Face à cette évolution, chaque maillon de la chaîne de valeur se réorganise, autant que faire se peut.
Les médias deviennent des agences : ils vendent de plus en plus d'opérations spéciales et de contenus sponsorisés réalisés pour et avec les marques : habillages dédiés, cahiers spéciaux, etc. La publicité sort du cadre où elle était cantonnée et vient s'insérer dans la partie éditoriale. Ce n'est plus de la publicité, mais ce n'est plus non plus de l'éditorial...
Les régies et les agences d'achat d'espaces, elles, s'y perdent, coincées entre les plates-formes d'enchères et les éditeurs, qui se mettent à faire leur métier et à vendre directement des opérations aux annonceurs.
Alors, de mon point de vue, les agences qui survivront seront celles qui sauront accompagner les annonceurs dans leur transformation en médias. Elles seront alors productrices déléguées ou éditrices déléguées pour le compte de l'annonceur. On ne parle d'ailleurs déjà plus de " campagne ", opération limitée dans le temps et le plus souvent " one-shot ", mais de grille de programmes, de calendrier de publication, de récurrence, de série.
Ainsi, si cette fusion entre Omnicom et Publicis peut encore renforcer ces 2 géants dans l'achat d'espace, elle ne prépare pas le futur...

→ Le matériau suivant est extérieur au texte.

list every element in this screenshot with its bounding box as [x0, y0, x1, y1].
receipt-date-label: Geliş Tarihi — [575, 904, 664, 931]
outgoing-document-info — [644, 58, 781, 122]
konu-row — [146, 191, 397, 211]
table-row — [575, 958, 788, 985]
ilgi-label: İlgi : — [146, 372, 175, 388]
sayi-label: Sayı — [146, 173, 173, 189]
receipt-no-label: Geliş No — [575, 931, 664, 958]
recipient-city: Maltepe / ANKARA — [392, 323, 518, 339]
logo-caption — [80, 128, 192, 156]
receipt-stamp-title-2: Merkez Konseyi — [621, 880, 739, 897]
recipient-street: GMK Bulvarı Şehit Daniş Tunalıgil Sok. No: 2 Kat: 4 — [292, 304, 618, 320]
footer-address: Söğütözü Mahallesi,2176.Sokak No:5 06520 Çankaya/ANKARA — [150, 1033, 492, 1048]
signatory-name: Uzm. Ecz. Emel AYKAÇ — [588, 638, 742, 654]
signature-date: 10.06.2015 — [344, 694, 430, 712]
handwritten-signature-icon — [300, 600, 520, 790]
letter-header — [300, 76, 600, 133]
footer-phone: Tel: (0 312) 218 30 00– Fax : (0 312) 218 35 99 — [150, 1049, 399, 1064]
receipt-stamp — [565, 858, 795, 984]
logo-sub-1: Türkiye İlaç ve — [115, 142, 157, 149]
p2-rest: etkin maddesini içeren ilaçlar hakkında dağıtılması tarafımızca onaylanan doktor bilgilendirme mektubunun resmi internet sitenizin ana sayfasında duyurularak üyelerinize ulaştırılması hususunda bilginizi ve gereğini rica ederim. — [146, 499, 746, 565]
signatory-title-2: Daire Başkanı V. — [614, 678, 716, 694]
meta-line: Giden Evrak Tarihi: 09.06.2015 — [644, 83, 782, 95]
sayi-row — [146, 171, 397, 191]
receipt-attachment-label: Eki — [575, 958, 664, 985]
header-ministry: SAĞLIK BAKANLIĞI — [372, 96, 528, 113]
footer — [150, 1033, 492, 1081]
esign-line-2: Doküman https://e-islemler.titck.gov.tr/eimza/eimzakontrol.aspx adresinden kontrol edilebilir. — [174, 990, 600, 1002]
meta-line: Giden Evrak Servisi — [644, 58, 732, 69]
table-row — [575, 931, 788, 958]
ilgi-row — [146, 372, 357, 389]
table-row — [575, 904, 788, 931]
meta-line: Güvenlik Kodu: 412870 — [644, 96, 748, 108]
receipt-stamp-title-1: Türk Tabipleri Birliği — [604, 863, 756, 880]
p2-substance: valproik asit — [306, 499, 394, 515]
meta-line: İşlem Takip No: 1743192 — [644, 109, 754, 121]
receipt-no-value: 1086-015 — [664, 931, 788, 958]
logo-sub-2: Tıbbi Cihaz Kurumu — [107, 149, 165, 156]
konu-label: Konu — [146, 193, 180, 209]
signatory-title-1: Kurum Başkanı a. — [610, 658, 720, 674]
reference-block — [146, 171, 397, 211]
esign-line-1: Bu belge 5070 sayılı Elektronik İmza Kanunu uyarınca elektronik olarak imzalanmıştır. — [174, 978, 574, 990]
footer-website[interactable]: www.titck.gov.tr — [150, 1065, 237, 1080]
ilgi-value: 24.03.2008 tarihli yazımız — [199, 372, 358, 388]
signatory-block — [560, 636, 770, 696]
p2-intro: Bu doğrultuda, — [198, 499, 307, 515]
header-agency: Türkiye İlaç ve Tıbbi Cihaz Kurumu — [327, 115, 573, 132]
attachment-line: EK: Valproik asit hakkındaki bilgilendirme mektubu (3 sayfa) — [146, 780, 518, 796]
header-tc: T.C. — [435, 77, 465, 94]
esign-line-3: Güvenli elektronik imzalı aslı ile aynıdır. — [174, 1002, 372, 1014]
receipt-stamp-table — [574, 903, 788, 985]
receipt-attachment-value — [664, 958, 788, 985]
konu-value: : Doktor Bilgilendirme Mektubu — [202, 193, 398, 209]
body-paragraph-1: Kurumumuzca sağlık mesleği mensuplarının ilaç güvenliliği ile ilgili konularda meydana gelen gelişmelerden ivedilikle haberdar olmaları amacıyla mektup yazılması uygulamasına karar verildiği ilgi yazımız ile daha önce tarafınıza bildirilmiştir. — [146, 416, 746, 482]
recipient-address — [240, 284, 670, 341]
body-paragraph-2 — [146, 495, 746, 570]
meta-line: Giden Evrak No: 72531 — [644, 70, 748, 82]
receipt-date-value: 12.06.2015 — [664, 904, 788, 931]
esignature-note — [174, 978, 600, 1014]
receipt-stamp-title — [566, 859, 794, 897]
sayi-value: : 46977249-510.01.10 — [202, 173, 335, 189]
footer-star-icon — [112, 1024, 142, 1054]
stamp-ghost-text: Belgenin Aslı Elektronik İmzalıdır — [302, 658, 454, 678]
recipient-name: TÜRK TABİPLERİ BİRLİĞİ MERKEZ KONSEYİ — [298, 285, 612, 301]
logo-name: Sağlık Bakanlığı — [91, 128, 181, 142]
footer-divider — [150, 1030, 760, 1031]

Pour ma part, je crois que plutôt d'user la corde des modèles de concentration capitalistique, il est temps d'imaginer des nouvelles organisations plus souples où les talents peuvent s'exprimer et où ils ne sont pas étouffés dans des logiques de reporting intragroupe.
Il est temps d'imaginer des nouvelles agences, elles même marque média, capable de réunir les meilleurs experts dans leur métier, de leur donner les moyens de s'exprimer en les associant majoritairement et non plus minoritairement. C'est ce que nous essayons de faire à notre toute petite échelle au sein d'1min30.